The rest of San Diego Bay has not been similarly targeted.

The water board has chosen to ignore the many chemicals and pollutants the Navy has dumped into our local waters for decades. Since it has no authority to regulate the Navy, it simply turns a blind eye to this major source of pollution.

Scientific studies have shown that copper dust from automobile brake pads has been the Number 1 source of copper in the waters adjacent to many waterfront cities, including San Francisco and Seattle. But our water board has its own study showing that automotive brake pads — something else that they cannot regulate — are not causing any major copper pollution in our city of San Diego.

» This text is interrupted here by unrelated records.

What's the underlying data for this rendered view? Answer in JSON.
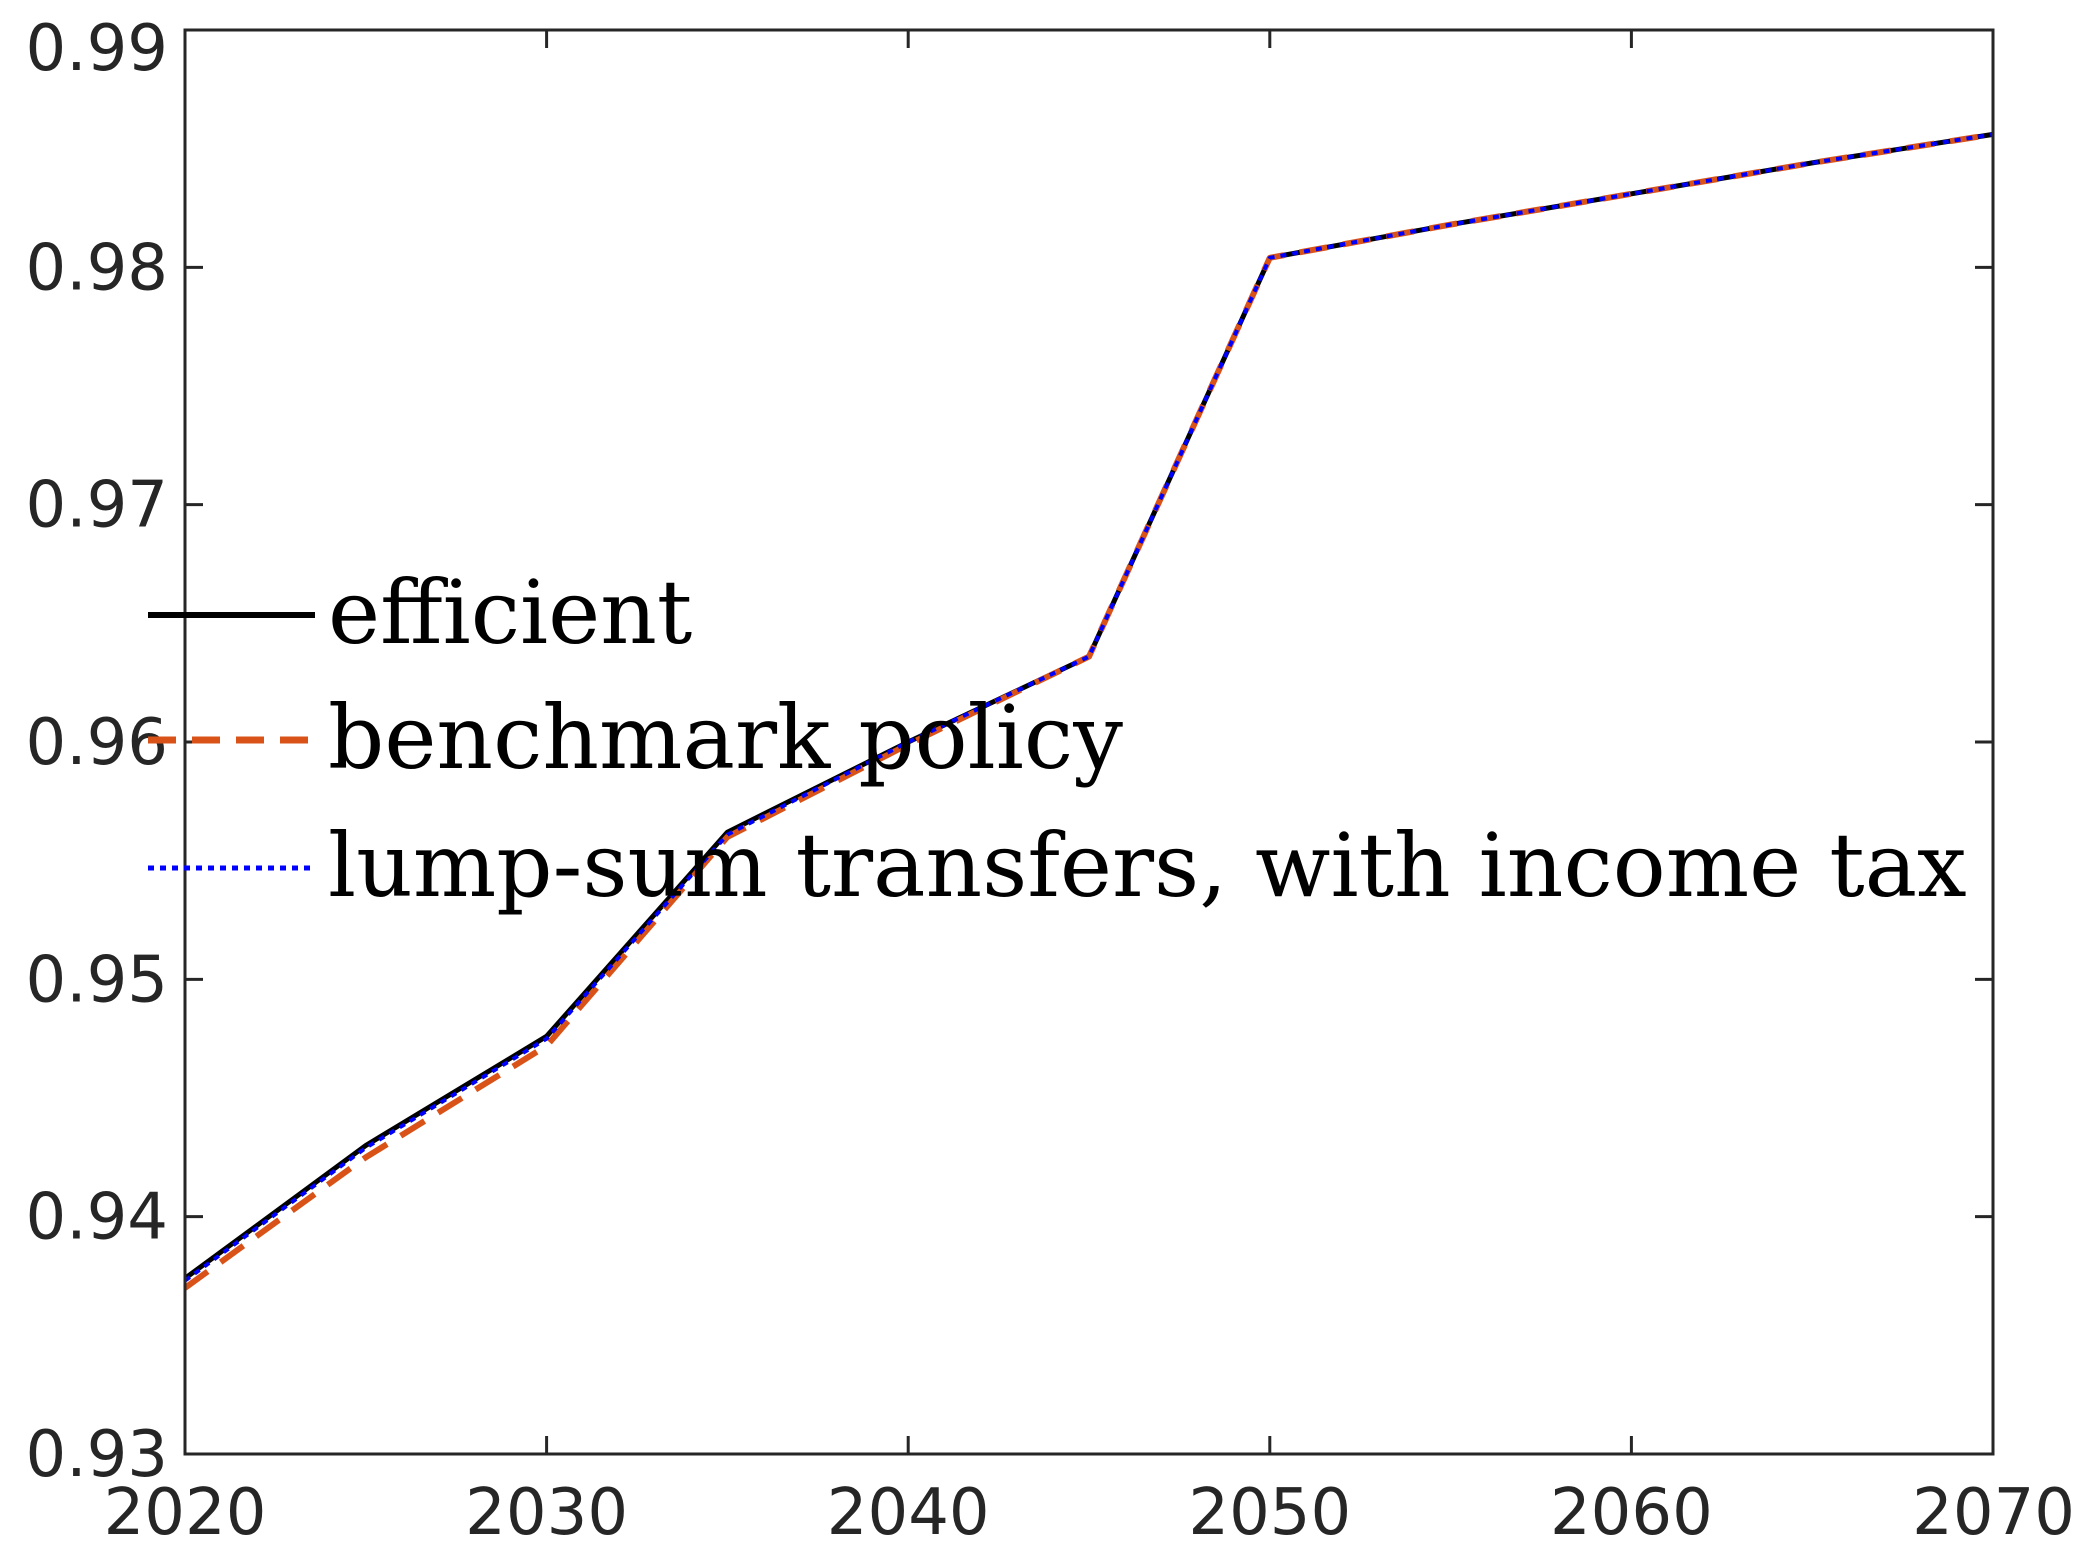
{
  "chart_data": {
    "type": "line",
    "title": "",
    "xlabel": "",
    "ylabel": "",
    "xlim": [
      2020,
      2070
    ],
    "ylim": [
      0.93,
      0.99
    ],
    "x_ticks": [
      2020,
      2030,
      2040,
      2050,
      2060,
      2070
    ],
    "y_ticks": [
      0.93,
      0.94,
      0.95,
      0.96,
      0.97,
      0.98,
      0.99
    ],
    "x_tick_labels": [
      "2020",
      "2030",
      "2040",
      "2050",
      "2060",
      "2070"
    ],
    "y_tick_labels": [
      "0.93",
      "0.94",
      "0.95",
      "0.96",
      "0.97",
      "0.98",
      "0.99"
    ],
    "grid": false,
    "legend_position": "center-left",
    "x": [
      2020,
      2025,
      2030,
      2035,
      2040,
      2045,
      2050,
      2055,
      2060,
      2065,
      2070
    ],
    "series": [
      {
        "name": "efficient",
        "color": "#000000",
        "style": "solid",
        "values": [
          0.9374,
          0.943,
          0.9476,
          0.9562,
          0.96,
          0.9636,
          0.9804,
          0.9818,
          0.9831,
          0.9844,
          0.9856
        ]
      },
      {
        "name": "benchmark policy",
        "color": "#D95319",
        "style": "dashed",
        "values": [
          0.937,
          0.9425,
          0.9472,
          0.956,
          0.9599,
          0.9636,
          0.9804,
          0.9818,
          0.9831,
          0.9844,
          0.9856
        ]
      },
      {
        "name": "lump-sum transfers, with income tax",
        "color": "#0000FF",
        "style": "dotted",
        "values": [
          0.9373,
          0.9429,
          0.9475,
          0.9561,
          0.96,
          0.9636,
          0.9804,
          0.9818,
          0.9831,
          0.9844,
          0.9856
        ]
      }
    ]
  }
}
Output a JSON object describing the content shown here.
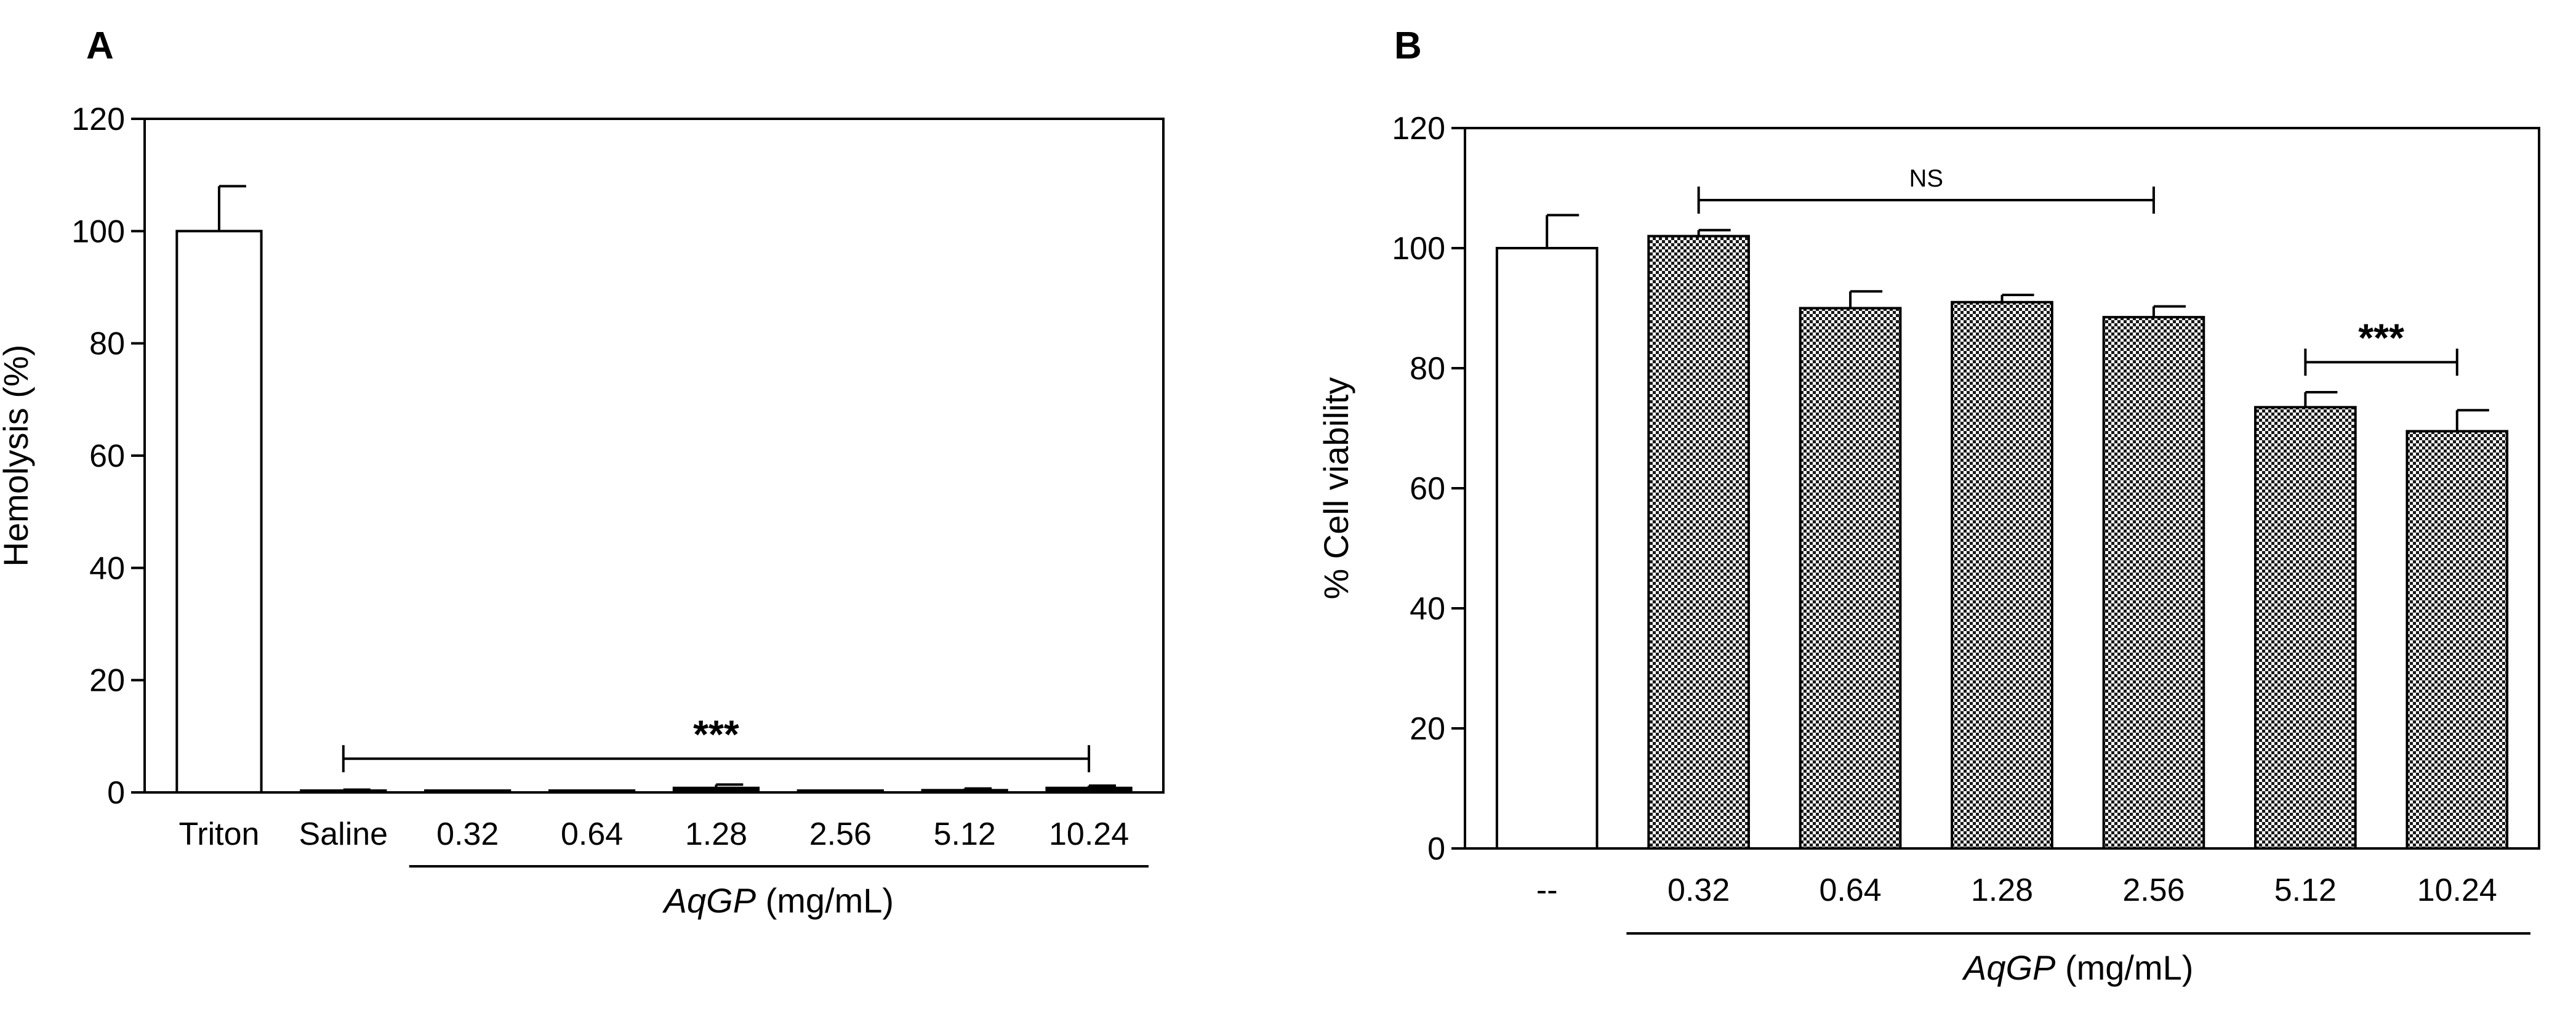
{
  "chart_data": [
    {
      "panel": "A",
      "type": "bar",
      "ylabel": "Hemolysis (%)",
      "xlabel_italic": "AqGP",
      "xlabel_rest": " (mg/mL)",
      "ylim": [
        0,
        120
      ],
      "yticks": [
        0,
        20,
        40,
        60,
        80,
        100,
        120
      ],
      "categories": [
        "Triton",
        "Saline",
        "0.32",
        "0.64",
        "1.28",
        "2.56",
        "5.12",
        "10.24"
      ],
      "values": [
        100,
        0.2,
        0.3,
        0.3,
        0.8,
        0.3,
        0.4,
        0.8
      ],
      "errors": [
        8,
        0.3,
        0.2,
        0.2,
        0.6,
        0.2,
        0.3,
        0.4
      ],
      "fills": [
        "white",
        "black",
        "black",
        "black",
        "black",
        "black",
        "black",
        "black"
      ],
      "significance": [
        {
          "label": "***",
          "from": 1,
          "to": 7
        }
      ],
      "group_underline": {
        "from": 2,
        "to": 7
      }
    },
    {
      "panel": "B",
      "type": "bar",
      "ylabel": "% Cell viability",
      "xlabel_italic": "AqGP",
      "xlabel_rest": " (mg/mL)",
      "ylim": [
        0,
        120
      ],
      "yticks": [
        0,
        20,
        40,
        60,
        80,
        100,
        120
      ],
      "categories": [
        "--",
        "0.32",
        "0.64",
        "1.28",
        "2.56",
        "5.12",
        "10.24"
      ],
      "values": [
        100,
        102,
        90,
        91,
        88.5,
        73.5,
        69.5
      ],
      "errors": [
        5.5,
        1,
        2.8,
        1.2,
        1.8,
        2.5,
        3.5
      ],
      "fills": [
        "white",
        "checker",
        "checker",
        "checker",
        "checker",
        "checker",
        "checker"
      ],
      "significance": [
        {
          "label": "NS",
          "from": 1,
          "to": 4
        },
        {
          "label": "***",
          "from": 5,
          "to": 6
        }
      ],
      "group_underline": {
        "from": 1,
        "to": 6
      }
    }
  ]
}
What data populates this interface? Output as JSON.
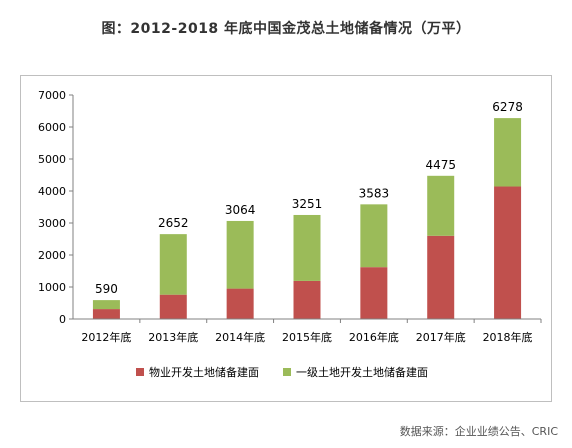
{
  "title": "图：2012-2018 年底中国金茂总土地储备情况（万平）",
  "source": "数据来源：企业业绩公告、CRIC",
  "colors": {
    "series_property": "#c0504d",
    "series_primary": "#9bbb59",
    "axis": "#808080",
    "text": "#000000"
  },
  "chart_data": {
    "type": "bar",
    "stacked": true,
    "categories": [
      "2012年底",
      "2013年底",
      "2014年底",
      "2015年底",
      "2016年底",
      "2017年底",
      "2018年底"
    ],
    "series": [
      {
        "name": "物业开发土地储备建面",
        "values": [
          310,
          760,
          950,
          1190,
          1620,
          2600,
          4140
        ]
      },
      {
        "name": "一级土地开发土地储备建面",
        "values": [
          280,
          1892,
          2114,
          2061,
          1963,
          1875,
          2138
        ]
      }
    ],
    "totals": [
      590,
      2652,
      3064,
      3251,
      3583,
      4475,
      6278
    ],
    "ylim": [
      0,
      7000
    ],
    "yticks": [
      0,
      1000,
      2000,
      3000,
      4000,
      5000,
      6000,
      7000
    ],
    "grid": false,
    "legend_position": "bottom"
  }
}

However, recreational boaters do not get off so easily. The water board says it has determined that the culprit causing copper levels to increase in Shelter Island Yacht Basin is recreational boats that have copper-based antifouling paint on their hulls.

No surprise that boaters are a favorite target of regulators. Anyone with a “yacht” — even a 15-footer — must be some big, wealthy “Fat Cat,” right?

The water board in 2005 issued a Total Maximum Daily Load limit order for the yacht basin, and it has required the Port of San Diego to meet strict copper reduction levels for that waterway. How is the port supposed to reduce copper loading in the yacht basin by 10 percent in 2012, 40 percent in 2014 and 76 percent in 2022?

The folks at the water board didn’t make that clear.

Perhaps there’s a magic wand somewhere that the port can wave to do the trick. Otherwise, maybe the port could just close the yacht basin to yachts?

Of course, there would have to be a name change … maybe Shelter Island BIRD Basin?